Il retrouve son permis, retiré alors qu’il allait secourir sa fille malvoyante après un viol
Le juge des référés du tribunal administratif de Nantes (Loire-Atlantique) a refusé de revenir sur la suspension du permis de conduire d’un automobiliste, contrôlé à 161 km/h à Puceul (Loire-Atlantique) le 16 mai dernier, alors qu’il se rendait en urgence au chevet de sa fille malvoyante, violée dans l’institut spécialisé où elle est scolarisée.
Ce Nantais de 52 ans – qui se trouvait ce jour-là au siège de l’une de ses entreprises – avait pourtant mis en avant cet « événement de force majeure » pour solliciter une première fois l’indulgence des gendarmes du Peloton motorisé (PMO) de Nozay qui l’avaient contrôlé à 21 h 25 sur la 2×2 voies Nantes-Rennes, limitée à 110 km/h.
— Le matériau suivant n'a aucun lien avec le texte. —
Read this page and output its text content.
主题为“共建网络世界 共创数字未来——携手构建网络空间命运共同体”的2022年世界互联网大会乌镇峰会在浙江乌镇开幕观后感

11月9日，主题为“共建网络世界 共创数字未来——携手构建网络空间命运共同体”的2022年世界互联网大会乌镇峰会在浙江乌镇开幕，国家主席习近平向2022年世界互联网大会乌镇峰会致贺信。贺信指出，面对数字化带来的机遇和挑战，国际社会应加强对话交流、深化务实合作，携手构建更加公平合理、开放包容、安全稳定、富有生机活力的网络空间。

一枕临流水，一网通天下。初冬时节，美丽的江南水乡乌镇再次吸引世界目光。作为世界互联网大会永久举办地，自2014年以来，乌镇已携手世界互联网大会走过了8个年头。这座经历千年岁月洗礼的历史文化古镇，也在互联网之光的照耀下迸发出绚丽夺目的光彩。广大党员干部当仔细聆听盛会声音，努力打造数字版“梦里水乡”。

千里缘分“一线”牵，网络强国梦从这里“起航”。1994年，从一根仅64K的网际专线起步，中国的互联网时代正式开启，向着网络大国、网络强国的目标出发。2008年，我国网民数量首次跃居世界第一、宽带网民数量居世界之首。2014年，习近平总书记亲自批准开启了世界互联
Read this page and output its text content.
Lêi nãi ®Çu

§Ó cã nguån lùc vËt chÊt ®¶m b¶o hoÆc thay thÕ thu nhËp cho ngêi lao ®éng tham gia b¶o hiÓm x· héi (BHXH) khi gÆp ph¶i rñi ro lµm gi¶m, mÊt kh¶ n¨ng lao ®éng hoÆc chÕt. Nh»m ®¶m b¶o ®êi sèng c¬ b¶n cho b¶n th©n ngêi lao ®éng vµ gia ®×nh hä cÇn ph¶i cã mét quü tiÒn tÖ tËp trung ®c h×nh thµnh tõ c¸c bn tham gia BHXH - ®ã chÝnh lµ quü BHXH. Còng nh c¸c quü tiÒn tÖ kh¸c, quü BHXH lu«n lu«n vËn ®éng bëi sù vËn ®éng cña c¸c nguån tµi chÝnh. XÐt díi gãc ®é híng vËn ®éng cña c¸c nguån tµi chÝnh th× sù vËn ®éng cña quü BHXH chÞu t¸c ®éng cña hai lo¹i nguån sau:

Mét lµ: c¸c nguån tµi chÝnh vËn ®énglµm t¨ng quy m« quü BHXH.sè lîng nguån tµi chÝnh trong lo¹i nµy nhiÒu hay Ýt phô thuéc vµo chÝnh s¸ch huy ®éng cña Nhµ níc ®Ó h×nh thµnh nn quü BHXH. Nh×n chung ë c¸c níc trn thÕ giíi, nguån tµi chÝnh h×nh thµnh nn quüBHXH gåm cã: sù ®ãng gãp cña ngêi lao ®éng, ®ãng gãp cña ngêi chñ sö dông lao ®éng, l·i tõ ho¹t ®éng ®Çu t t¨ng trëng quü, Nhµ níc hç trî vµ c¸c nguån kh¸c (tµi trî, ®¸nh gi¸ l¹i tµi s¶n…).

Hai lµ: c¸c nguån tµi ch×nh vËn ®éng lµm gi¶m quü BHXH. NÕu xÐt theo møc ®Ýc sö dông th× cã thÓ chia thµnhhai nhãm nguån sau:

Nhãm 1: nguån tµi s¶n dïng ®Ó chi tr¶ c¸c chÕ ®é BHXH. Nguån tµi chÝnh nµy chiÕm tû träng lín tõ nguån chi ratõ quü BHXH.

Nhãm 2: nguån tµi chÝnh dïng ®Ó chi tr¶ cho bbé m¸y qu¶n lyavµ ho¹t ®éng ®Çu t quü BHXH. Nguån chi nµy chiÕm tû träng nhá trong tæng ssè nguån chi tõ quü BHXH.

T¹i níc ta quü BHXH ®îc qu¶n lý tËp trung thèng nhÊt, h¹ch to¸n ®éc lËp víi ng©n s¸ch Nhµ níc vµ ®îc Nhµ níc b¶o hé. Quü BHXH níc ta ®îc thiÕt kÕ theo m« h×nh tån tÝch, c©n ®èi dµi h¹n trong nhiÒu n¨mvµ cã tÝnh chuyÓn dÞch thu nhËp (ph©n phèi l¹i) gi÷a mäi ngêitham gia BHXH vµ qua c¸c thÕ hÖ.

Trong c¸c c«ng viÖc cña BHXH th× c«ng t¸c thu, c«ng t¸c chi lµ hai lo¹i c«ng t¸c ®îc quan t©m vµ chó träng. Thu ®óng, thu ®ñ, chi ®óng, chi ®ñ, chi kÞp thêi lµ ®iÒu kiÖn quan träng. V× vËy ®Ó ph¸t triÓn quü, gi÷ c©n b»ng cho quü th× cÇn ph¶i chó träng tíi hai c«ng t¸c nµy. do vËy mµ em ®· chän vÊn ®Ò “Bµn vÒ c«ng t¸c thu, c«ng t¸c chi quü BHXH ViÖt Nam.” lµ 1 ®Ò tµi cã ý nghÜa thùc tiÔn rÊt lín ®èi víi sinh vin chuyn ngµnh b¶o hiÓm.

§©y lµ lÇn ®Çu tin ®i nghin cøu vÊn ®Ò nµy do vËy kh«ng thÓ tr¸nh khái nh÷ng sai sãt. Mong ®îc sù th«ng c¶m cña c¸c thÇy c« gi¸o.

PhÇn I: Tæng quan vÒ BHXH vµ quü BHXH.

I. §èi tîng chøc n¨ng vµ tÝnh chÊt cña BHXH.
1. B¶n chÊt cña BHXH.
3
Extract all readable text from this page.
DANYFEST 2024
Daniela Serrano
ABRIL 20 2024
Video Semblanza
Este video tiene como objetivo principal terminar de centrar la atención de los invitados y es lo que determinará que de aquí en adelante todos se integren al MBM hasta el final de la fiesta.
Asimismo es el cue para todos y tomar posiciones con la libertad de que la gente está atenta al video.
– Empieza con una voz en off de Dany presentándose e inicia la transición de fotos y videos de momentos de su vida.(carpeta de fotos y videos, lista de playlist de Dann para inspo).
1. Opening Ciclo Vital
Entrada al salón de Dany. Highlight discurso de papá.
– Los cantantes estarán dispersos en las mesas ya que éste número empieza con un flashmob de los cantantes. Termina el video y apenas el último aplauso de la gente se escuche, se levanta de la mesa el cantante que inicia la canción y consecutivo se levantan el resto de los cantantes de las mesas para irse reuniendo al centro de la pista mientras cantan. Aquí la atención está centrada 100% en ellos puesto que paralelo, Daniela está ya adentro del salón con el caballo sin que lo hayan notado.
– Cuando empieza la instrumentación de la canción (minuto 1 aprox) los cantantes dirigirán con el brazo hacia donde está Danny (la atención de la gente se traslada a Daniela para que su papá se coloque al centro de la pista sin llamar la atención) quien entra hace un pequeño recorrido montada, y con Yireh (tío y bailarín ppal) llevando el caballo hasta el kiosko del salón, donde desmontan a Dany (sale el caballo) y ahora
Me Arnaud Bernard, l’avocat de l’automobiliste, souligne :
Les gendarmes étaient divisés quant au comportement à adopter : alors que l’un souhaitait permettre à mon client de retrouver en urgence sa fille, son binôme s’y opposait, prétextant qu’il avait pour unique tâche de constater l’infraction. »
Les gendarmes n’avaient pas non plus raccompagné l’automobiliste jusqu’à l’institut… ce qui l’avait contraint à ne retrouver sa fille que le lendemain soir : l’accès à son internat n’était plus possible passée une certaine heure de la nuit.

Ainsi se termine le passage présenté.